HABER MERKEZİ – Son bir haftada Hakkari ve Lice’de İHA/SİHA bombardımanı ve helikopterden açılan ateşle bir kişi yaşamını yitirdi, altı kişi de yaralandı. Hakkari ve Diyarbakır valiliklerince yapılan açıklamalarda vurulanların ‘sonradan işbirlikçi olduğunun anlaşıldığı’ ya da ‘işbirlikçi oldukları’ iddia edildi. Ancak ailelerin, tanıkların ve olayların yaşandığı yerlerde incelemelerde bulunan HDP heyetinin açıklamaları valiliklerin iddiasını yalanlar nitelikte. Ayrıca biri ağır üç köylünün yaralandığı Lice’de ‘sokağa çıkma yasağı’ muamması söz konusu. Tanık beyanları köylülerin yasak ilan edilmeden önce vurulduklarına işaret ediyor. İçişleri Bakanı Süleyman Soylu’nun birkaç gün önce yaptığı “Bir takım hatalar, eksiklikler olabilir” açıklamasını hatırlatan HDP ise, “Bu tür hatalar olabilir şeklinde yapılan açıklamadan sonra sivil katliamlar için açık çek verilmişti” diyor.

Hakkari: İHA bombalaması, valilik açıklaması, tanık anlatımları

31 Ağustos’ta Hakkari merkeze bağlı Oğul Köyü’ndeki Kanireş Çeşmesi bölgesinin silahlı insansız hava aracıyla (İHA/SİHA) bombalanması sonucu bir köylü hayatını kaybederken, üç köylü de yaralandı. Yaralılardan İsmail Aydın yoğun bakımda müşahedede tutulurken, Musa Tarhan ve İbrahim Sak ise yaralı olmalarına rağmen üç gündür gözaltında.

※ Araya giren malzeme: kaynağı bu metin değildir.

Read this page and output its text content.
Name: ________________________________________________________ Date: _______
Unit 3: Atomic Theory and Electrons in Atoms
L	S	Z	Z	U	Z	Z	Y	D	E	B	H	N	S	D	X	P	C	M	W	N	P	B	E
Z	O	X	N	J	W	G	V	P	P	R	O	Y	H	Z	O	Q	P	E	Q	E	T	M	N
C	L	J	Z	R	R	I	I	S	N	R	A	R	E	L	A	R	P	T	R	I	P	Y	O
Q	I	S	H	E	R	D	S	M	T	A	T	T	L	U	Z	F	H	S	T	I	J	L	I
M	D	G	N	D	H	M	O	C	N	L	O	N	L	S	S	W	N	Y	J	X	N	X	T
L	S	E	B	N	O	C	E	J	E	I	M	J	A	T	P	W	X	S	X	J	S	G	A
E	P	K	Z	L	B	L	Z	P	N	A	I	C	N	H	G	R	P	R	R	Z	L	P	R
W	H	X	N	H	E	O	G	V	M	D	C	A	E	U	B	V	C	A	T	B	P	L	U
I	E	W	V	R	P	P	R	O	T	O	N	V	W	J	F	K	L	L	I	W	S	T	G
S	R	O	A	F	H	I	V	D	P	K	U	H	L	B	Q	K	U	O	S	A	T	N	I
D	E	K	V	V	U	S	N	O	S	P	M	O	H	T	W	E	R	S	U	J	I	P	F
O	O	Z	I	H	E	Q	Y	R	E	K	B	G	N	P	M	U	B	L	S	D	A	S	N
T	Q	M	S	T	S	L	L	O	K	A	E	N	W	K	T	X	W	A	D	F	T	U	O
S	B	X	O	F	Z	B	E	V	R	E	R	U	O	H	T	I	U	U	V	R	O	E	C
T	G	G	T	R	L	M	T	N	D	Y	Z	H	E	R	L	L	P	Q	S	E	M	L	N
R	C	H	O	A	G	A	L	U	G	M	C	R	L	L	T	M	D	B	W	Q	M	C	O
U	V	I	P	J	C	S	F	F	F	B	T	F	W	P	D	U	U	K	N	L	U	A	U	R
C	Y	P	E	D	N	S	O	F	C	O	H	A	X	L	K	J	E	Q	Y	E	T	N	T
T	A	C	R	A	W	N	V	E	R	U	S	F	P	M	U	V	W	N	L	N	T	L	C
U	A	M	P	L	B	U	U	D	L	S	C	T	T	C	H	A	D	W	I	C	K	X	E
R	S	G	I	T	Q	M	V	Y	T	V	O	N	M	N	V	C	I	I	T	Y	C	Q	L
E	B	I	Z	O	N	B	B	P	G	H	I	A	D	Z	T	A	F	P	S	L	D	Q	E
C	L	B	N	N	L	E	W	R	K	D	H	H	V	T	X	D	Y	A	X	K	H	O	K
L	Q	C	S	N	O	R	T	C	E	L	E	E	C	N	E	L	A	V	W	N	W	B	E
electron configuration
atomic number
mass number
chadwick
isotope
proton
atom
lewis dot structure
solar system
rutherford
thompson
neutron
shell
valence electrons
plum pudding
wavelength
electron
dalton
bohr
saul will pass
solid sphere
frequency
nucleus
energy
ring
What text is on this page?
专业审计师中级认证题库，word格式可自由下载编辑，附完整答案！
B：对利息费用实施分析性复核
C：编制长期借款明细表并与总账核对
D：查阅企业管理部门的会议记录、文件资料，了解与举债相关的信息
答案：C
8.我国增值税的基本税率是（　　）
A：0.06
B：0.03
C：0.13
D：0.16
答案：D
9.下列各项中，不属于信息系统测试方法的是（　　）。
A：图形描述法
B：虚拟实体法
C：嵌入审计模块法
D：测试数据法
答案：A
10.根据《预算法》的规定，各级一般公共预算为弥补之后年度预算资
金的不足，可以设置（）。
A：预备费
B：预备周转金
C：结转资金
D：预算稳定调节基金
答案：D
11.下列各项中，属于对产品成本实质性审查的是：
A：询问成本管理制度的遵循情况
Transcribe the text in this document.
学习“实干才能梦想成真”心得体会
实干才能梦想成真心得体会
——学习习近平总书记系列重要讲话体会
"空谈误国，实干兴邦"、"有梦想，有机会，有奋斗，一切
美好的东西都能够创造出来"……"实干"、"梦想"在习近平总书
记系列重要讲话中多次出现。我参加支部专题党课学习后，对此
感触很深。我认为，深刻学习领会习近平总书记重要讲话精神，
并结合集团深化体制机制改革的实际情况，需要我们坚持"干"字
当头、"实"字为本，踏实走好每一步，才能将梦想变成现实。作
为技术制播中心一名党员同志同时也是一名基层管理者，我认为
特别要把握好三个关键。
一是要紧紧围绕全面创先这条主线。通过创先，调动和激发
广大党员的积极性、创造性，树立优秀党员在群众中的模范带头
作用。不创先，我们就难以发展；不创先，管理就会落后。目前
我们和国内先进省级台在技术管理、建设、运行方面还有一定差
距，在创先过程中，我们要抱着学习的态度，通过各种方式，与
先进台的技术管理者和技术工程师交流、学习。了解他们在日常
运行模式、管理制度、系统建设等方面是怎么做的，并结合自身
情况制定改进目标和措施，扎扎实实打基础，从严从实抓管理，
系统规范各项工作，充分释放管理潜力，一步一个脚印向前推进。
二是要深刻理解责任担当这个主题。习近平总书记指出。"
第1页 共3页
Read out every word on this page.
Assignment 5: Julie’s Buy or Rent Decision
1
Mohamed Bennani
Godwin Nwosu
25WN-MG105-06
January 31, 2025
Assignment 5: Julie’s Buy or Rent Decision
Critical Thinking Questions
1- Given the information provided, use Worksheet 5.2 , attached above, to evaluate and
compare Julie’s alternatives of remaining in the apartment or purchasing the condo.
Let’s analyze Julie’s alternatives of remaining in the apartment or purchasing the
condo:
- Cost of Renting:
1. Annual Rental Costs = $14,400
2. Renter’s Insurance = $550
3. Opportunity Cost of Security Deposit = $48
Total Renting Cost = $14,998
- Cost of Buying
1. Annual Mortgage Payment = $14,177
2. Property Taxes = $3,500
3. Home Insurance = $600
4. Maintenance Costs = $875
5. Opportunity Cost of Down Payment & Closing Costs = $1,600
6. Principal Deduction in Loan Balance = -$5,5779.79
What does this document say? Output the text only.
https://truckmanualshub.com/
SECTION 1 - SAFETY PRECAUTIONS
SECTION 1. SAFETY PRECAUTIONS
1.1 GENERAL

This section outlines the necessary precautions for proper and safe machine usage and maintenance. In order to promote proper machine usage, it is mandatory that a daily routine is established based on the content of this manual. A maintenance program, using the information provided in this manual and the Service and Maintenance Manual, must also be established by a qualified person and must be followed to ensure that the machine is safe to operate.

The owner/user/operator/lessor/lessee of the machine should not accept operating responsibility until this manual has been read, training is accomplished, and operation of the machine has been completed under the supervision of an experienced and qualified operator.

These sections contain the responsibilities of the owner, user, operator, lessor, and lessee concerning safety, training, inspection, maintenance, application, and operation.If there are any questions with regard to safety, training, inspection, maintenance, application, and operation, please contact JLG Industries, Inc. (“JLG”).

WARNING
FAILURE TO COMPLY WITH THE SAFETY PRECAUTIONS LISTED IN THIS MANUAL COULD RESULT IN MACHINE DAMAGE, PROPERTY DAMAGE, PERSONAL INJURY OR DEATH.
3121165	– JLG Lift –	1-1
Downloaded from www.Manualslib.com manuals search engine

Bu olayın ardından Hakkari Valiliği bombardımanı doğruladı ancak köylülerin ‘sonradan işbirlikçi olduklarının anlaşıldığı’ yönünde bir açıklama yaptı:

(…)bölgede, teröristlerle toplantı halinde bulundukları sonradan anlaşılan İbrahim SAK ve Musa TARHAN isimli işbirlikçiler hafif şekilde, Mehmet TEMEL ve İsmail AYDIN isimli işbirlikçiler ise ağır şekilde olmak üzere toplam (4) işbirlikçinin yaralandığı, kendi imkânları ile Hakkâri Devlet Hastanesine giderek tedavi altına alındıkları tespit edilmiştir. Söz konusu yaralanan işbirlikçilerden Mehmet TEMEL, Hakkâri Devlet Hastanesinde tedavi altında iken vefat etmiştir.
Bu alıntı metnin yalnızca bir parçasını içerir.